Although the “dieselgate” affair started with Volkswagen, it has contributed to placing all car manufacturers under close surveillance. Opel is thus forced to recall nearly 20,000 vehicles in France for excessive NOx emissions.
For a very long time, the majority of automotive recalls were related to potential safety issues. But since the “dieselgate” scandal broke in 2015, we have seen another cause multiply: the environment. In France, 19,680 Opel brand diesel vehicles currently have to go to the workshop for an improvement in the post-treatment system of their lean mixture Nox trap. A device placed in the exhaust line and which aims, as its name suggests, to reduce nitrogen oxides (NOx), one of the pollutants most scrutinized by the authorities. The manufacturer at Éclair had in particular been targeted in 2018 by a complaint from the German Ministry of Transport, the KBA, for significantly higher emissions in real conditions of use than during the approval process. He then agreed to pay a fine of nearly 65 million euros. A way for him to escape prosecution even if the presence of fraud software could never be proven, unlike what happened at Volkswagen.

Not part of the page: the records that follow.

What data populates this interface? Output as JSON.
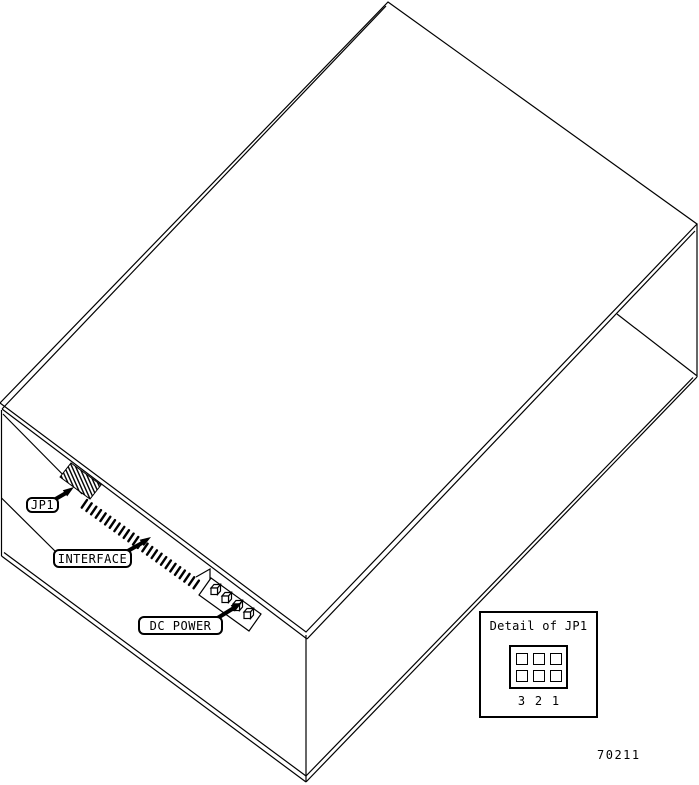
{
  "figure": {
    "colors": {
      "line": "#000000",
      "background": "#ffffff"
    },
    "labels": {
      "jp1": "JP1",
      "interface": "INTERFACE",
      "dc_power": "DC POWER"
    },
    "detail_box": {
      "title": "Detail of JP1",
      "pin_numbers": [
        "3",
        "2",
        "1"
      ]
    },
    "figure_number": "70211"
  }
}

TO READ. Dieselgate: Opel pays 65 million euros in Germany
The 1.3 and 1.6 CDTi engines concerned
The current recall is also likely to be expensive for Opel since it concerns more than 400,000 vehicles worldwide, including nearly 75,000 from our neighbors across the Rhine. The affected models were manufactured between 2013 and 2018. They were all powered by a 1.3 or 1.6 CDTi Euro 6 compliant engine. The list includes:
- The Corsa E (fifth generation)
- The Astra K and J
- The Insignia A
On the other hand, the intervention will not impose a change of parts with complex accessibility. Only the update of three different electronic modules, the ECM, BCM and TCM, is planned in the program. Owners will obviously not have to pay anything to have this modification made, and they have already started receiving registered mail since the beginning of May.